The German research ship the RV Sonne was trawling the sea floor when they noticed their nets were getting caught up on something. Once the mesh nets were pulled up, balls of manganese ore that were bigger then softballs, along with some the size of bowling balls, were found instead of the deep sea creatures they were expecting. A remote camera was used to reveal that the sea floor was littered with these round manganese nodules.
“I was surprised, because this is generally not the place you think of for manganese nodules,”said Colin Devey, chief scientist for the expedition and a volcanologist at the GEOMAR Helmholtz Center for Ocean Research in Kiel, Germany, in a press release. Devey went on to say:
This is the largest patch of manganese nodules ever found in the Atlantic.
Manganese nodules grow at the slow rate about one inch every million years, and are made up of manganese hydroxide (and other metals, including zinc, copper, iron, and cobalt). It slowly crystallizes around fragments on the ocean floor like rocks or fossils.
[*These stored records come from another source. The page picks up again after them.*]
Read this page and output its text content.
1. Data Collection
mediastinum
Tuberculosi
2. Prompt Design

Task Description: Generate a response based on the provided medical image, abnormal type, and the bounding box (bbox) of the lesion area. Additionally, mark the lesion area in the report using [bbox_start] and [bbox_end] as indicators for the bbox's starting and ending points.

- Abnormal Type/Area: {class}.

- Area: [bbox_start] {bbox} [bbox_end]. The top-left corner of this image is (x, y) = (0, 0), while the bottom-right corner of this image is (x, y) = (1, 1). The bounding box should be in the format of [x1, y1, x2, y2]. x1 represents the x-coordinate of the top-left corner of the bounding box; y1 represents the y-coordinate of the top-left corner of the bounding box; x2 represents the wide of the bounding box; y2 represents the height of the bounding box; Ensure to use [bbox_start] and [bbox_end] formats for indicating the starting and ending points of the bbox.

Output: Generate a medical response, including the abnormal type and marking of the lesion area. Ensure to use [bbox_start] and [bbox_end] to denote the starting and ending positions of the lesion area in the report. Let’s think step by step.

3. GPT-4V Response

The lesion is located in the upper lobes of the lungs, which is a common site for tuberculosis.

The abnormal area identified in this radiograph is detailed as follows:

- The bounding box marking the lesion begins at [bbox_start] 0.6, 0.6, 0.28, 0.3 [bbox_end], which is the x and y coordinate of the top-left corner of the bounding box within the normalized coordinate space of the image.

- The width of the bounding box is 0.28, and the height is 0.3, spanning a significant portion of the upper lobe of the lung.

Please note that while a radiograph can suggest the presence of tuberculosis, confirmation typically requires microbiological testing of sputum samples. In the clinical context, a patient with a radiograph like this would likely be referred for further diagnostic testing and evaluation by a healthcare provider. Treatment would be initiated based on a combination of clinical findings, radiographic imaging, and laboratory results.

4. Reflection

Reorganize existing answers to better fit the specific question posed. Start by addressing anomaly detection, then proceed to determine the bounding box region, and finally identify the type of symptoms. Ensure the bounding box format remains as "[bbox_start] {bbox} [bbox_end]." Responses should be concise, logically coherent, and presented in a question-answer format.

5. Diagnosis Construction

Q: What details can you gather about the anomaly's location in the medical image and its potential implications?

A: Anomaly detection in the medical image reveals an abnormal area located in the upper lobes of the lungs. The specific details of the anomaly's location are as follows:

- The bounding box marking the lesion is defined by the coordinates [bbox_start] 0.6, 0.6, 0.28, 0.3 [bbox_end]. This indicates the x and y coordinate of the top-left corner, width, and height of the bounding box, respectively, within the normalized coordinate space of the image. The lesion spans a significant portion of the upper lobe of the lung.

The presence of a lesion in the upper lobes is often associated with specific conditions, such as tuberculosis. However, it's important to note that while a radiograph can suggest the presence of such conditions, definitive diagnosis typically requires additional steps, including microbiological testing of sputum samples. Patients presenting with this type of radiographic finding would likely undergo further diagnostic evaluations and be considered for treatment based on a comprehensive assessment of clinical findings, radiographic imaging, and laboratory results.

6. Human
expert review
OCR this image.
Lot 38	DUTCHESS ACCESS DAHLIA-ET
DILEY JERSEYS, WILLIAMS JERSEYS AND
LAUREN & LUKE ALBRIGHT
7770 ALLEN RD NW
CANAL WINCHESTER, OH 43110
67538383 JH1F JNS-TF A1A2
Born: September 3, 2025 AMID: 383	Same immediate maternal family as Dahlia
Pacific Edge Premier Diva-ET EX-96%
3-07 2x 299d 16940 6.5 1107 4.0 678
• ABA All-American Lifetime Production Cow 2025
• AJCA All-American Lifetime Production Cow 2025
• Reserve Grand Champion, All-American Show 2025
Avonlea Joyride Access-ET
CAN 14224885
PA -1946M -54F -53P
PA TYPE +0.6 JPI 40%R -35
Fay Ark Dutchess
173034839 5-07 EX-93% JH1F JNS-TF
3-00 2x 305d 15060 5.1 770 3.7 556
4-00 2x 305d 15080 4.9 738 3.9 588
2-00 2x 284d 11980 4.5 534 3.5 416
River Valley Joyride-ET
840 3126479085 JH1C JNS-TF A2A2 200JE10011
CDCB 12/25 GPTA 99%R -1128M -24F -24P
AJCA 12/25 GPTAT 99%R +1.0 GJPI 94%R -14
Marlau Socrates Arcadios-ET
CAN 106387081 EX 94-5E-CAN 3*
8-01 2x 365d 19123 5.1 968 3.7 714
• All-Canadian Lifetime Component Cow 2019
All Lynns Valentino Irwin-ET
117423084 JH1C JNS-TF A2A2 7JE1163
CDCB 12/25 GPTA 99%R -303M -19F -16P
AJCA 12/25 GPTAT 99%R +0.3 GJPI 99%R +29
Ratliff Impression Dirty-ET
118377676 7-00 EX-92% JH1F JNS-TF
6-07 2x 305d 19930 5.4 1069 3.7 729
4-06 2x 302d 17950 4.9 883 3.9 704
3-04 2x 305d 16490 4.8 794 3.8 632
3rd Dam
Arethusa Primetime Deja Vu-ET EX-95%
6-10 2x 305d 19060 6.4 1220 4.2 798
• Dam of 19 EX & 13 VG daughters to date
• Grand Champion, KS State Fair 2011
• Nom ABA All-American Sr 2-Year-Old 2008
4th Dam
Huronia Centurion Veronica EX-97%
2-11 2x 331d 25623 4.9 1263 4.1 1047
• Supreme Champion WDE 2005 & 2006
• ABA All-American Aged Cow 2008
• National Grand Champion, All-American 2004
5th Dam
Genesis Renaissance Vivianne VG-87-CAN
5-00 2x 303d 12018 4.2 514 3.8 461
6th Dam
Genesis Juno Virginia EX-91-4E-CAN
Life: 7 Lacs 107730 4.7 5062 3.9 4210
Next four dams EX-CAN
”Manganese nodules are found in all oceans. But the largest deposits are known to occur in the Pacific Ocean. Nodules of this size and density in the Atlantic are not known,” Devey explained.
The largest nodules found by the R/V Sonne scientists could be as old as 10 million years. Because the spheres are so old, they could provide a record of past climate change, Devey said.
Watch this video about mining manganese nodules.
“This discovery shows us how little we know of the seabed of the abyssal ocean, and how many exciting discoveries are still waiting for us,” added Angelika Brandt from the University of Hamburg. “At this station, very few organisms were found in the nets which captured the manganese nodules. It is quite possible that living creatures find the immediate vicinity of the nodules quite inhospitable. The second haul with the epibenthic sled at this station, which sampled over a continuous manganese crust with a thick layer of sediment on top, was quite different. Here, the net collected many organisms which we were able to see with the naked eye, and we are already looking forward to the analysis of this sample.”
I’m sure the ocean has a lot more surprise’s yet. Discoveries of this nature can only help us understand the world a little better.